What About the Rest of Us?
This quest for a space where we may relish solitude and safety seems innate in human beings. Whether a country estate or a cabin in the Smokies, the word home, for instance, glows with an almost mystical sheen. We think of it as a refuge, “the place,” as Robert Frost wrote, “where, when you have to go there, they have to take you in.” This desire for a home, a haven for comfort and safety, is hardwired into most of us.
Consider children at play. Quite often, the younger set delights in setting up palaces made of bedsheets beneath the dining room table or castles of quilts and chairs in the basement, all for the joy of creating their own space. Older kids enjoy treehouses and building forts in the woods, while teens turn their bedrooms into private abodes decorated with posters and mementoes and headquarters for their electronic devices.

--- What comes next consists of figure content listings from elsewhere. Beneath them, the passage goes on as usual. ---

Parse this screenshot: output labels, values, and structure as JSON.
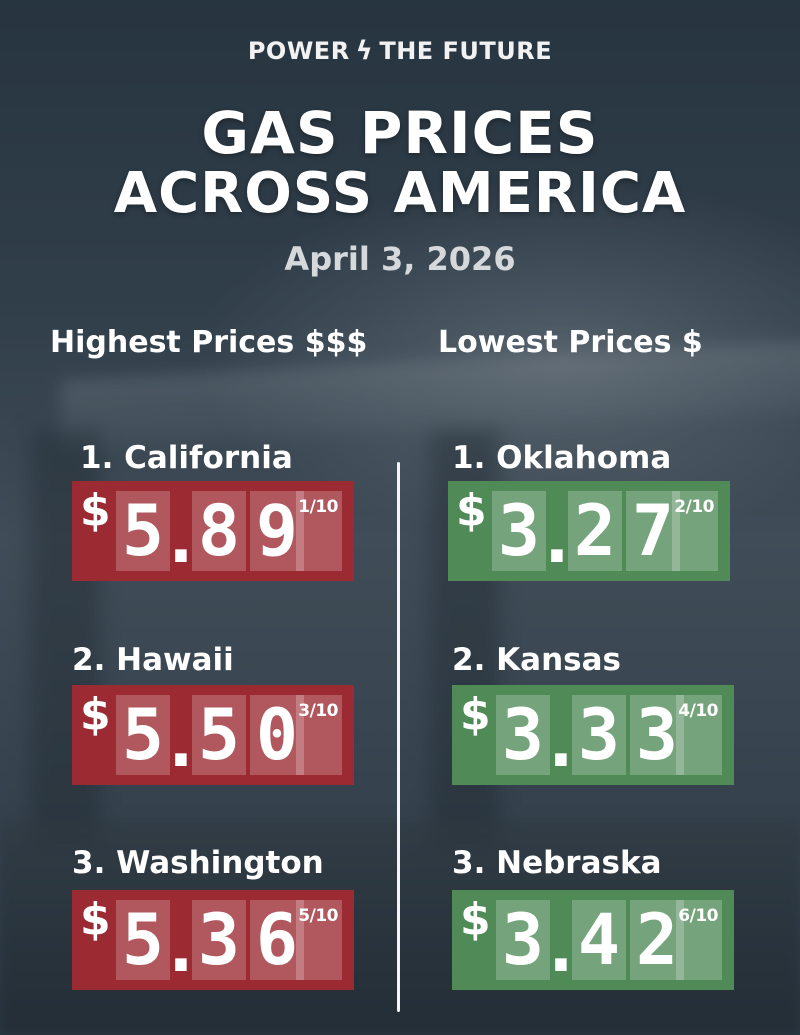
{
  "brand": {
    "left": "POWER",
    "right": "THE FUTURE",
    "icon": "lightning-bolt-icon"
  },
  "title": {
    "line1": "GAS PRICES",
    "line2": "ACROSS AMERICA"
  },
  "date": "April 3, 2026",
  "columns": {
    "highest": "Highest Prices $$$",
    "lowest": "Lowest Prices $"
  },
  "currency": "$",
  "highest": [
    {
      "rank_name": "1. California",
      "d1": "5",
      "d2": "8",
      "d3": "9",
      "fraction": "1/10"
    },
    {
      "rank_name": "2. Hawaii",
      "d1": "5",
      "d2": "5",
      "d3": "0",
      "fraction": "3/10"
    },
    {
      "rank_name": "3. Washington",
      "d1": "5",
      "d2": "3",
      "d3": "6",
      "fraction": "5/10"
    }
  ],
  "lowest": [
    {
      "rank_name": "1. Oklahoma",
      "d1": "3",
      "d2": "2",
      "d3": "7",
      "fraction": "2/10"
    },
    {
      "rank_name": "2. Kansas",
      "d1": "3",
      "d2": "3",
      "d3": "3",
      "fraction": "4/10"
    },
    {
      "rank_name": "3. Nebraska",
      "d1": "3",
      "d2": "4",
      "d3": "2",
      "fraction": "6/10"
    }
  ],
  "colors": {
    "high": "#9b2a33",
    "low": "#4f8a57"
  }
}
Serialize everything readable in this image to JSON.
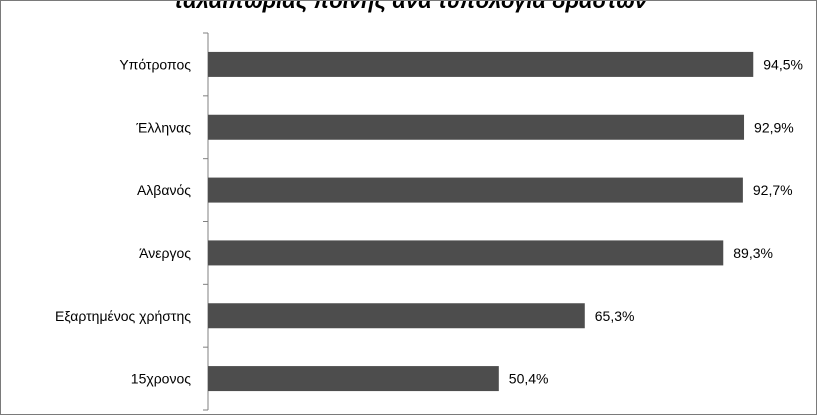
{
  "chart_data": {
    "type": "bar",
    "orientation": "horizontal",
    "title": "ταλαιπωρίας ποινής ανά τυπολογία δράστων",
    "categories": [
      "Υπότροπος",
      "Έλληνας",
      "Αλβανός",
      "Άνεργος",
      "Εξαρτημένος χρήστης",
      "15χρονος"
    ],
    "values": [
      94.5,
      92.9,
      92.7,
      89.3,
      65.3,
      50.4
    ],
    "value_labels": [
      "94,5%",
      "92,9%",
      "92,7%",
      "89,3%",
      "65,3%",
      "50,4%"
    ],
    "xlim": [
      0,
      100
    ],
    "bar_color": "#4d4d4d",
    "grid": false,
    "legend": "none"
  }
}
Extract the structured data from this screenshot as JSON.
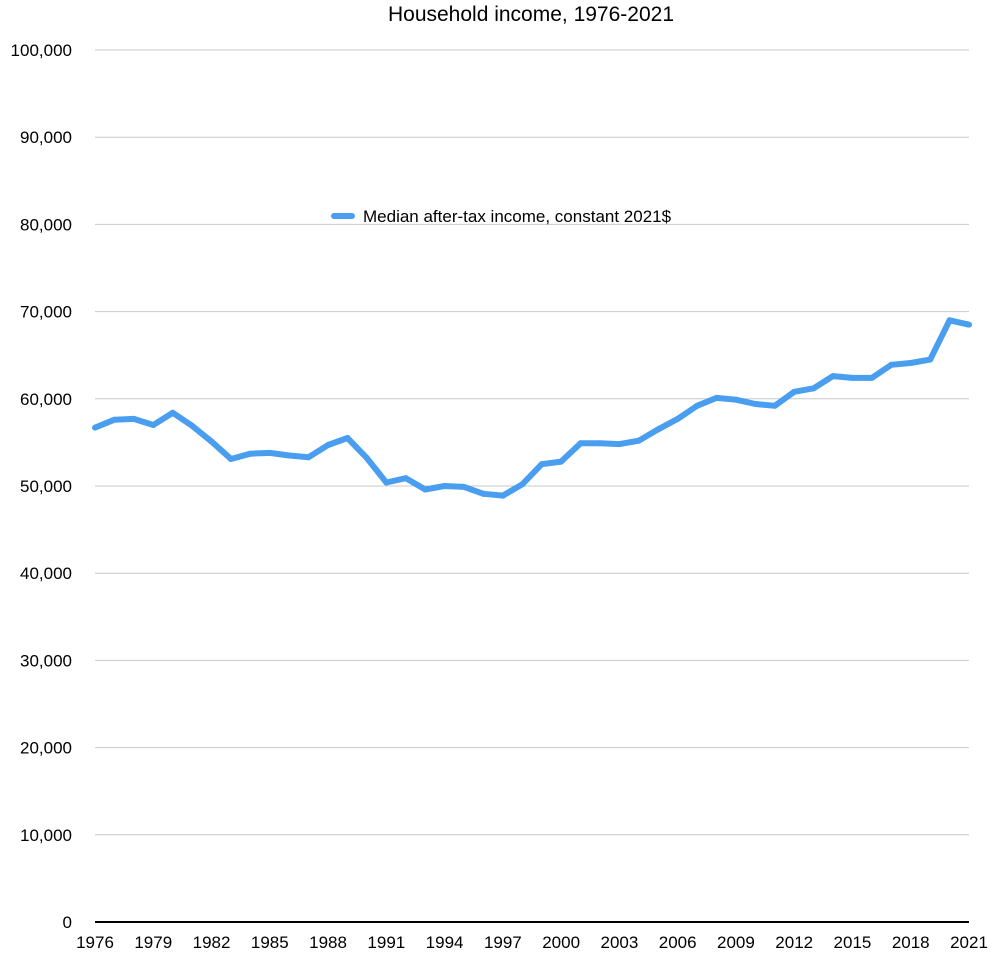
{
  "chart_data": {
    "type": "line",
    "title": "Household income, 1976-2021",
    "xlabel": "",
    "ylabel": "",
    "xlim": [
      1976,
      2021
    ],
    "ylim": [
      0,
      100000
    ],
    "grid": true,
    "legend_position": "top-center",
    "y_ticks": [
      "0",
      "10,000",
      "20,000",
      "30,000",
      "40,000",
      "50,000",
      "60,000",
      "70,000",
      "80,000",
      "90,000",
      "100,000"
    ],
    "x_ticks": [
      "1976",
      "1979",
      "1982",
      "1985",
      "1988",
      "1991",
      "1994",
      "1997",
      "2000",
      "2003",
      "2006",
      "2009",
      "2012",
      "2015",
      "2018",
      "2021"
    ],
    "series": [
      {
        "name": "Median after-tax income, constant 2021$",
        "color": "#4a9ef0",
        "x": [
          1976,
          1977,
          1978,
          1979,
          1980,
          1981,
          1982,
          1983,
          1984,
          1985,
          1986,
          1987,
          1988,
          1989,
          1990,
          1991,
          1992,
          1993,
          1994,
          1995,
          1996,
          1997,
          1998,
          1999,
          2000,
          2001,
          2002,
          2003,
          2004,
          2005,
          2006,
          2007,
          2008,
          2009,
          2010,
          2011,
          2012,
          2013,
          2014,
          2015,
          2016,
          2017,
          2018,
          2019,
          2020,
          2021
        ],
        "values": [
          56700,
          57600,
          57700,
          57000,
          58400,
          56900,
          55100,
          53100,
          53700,
          53800,
          53500,
          53300,
          54700,
          55500,
          53200,
          50400,
          50900,
          49600,
          50000,
          49900,
          49100,
          48900,
          50200,
          52500,
          52800,
          54900,
          54900,
          54800,
          55200,
          56500,
          57700,
          59200,
          60100,
          59900,
          59400,
          59200,
          60800,
          61200,
          62600,
          62400,
          62400,
          63900,
          64100,
          64500,
          69000,
          68500
        ]
      }
    ]
  }
}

This same craving for a sanctuary lives in most of us. The attorney who buys a timeshare at the coast plans to use it as her getaway residence. The guy who builds a man cave in the corner of his basement wants a space that’s all his own, with whatever accouterments—a bar, a La-Z-Boy, a shelf of favorite books—strike his fancy.
For others, a sanctuary can be even smaller and less involved, entailing nothing more than a sofa in the den, a table with a lamp and a stack of books and magazines, and a cup of hot tea. It isn’t the size or the ornamentation that matters so much. It’s the feeling of security and pleasure bestowed on us by that magical site.
Jail Cell Sanctuaries
Not all sanctuaries are good for us.
Recently, a West Virginia landlord told me that one of his tenants, a woman in her 50s living on government relief, wakes in the morning and spends several hours polishing off nearly a fifth of vodka. She then takes a long afternoon nap and repeats the process in the evenings. Her sanctuary lies in the bottom of a bottle, and it’s killing her drop by drop.
Likewise, the 15-year-old boy who spends every moment out of school playing games on a screen is poisoning his mind and his future. He might think of his screen time as his sanctuary, but it’s become an electronic jail with bars and walls as real as any prison.
The same holds true for the man sprawled on the sofa while watching hours of television evening after evening. That routine might act as a buffer against his worries and his work, but it provides none of the restorative powers of true sanctuary.
Building That Special Place
A good sanctuary brings us relief, rest, and renewal. The location matters far less than its powers to transform us. In my own case, I once lived for seven years in an apartment in Asheville where nearly every evening, when I entered and closed the door behind me, the thought would occur: “It’s good to be home.” My work duties as a teacher followed me inside—grading papers and tests, planning lessons—but inside that apartment, these tasks were manageable and in their proper place, a part of an evening’s routine.
If you already have a place you consider your haven and refuge, appreciate that sanctuary and your good fortune. If instead you find yourself a refugee, carrying your problems and troubles like weights without a place to put them down, consider making your own personal sanctuary, a place and a time where your priorities shift, where the outside world fades away, replaced by more intimate pleasures.
Like those fugitives of old, we enter that special place and cry, “Sanctuary!”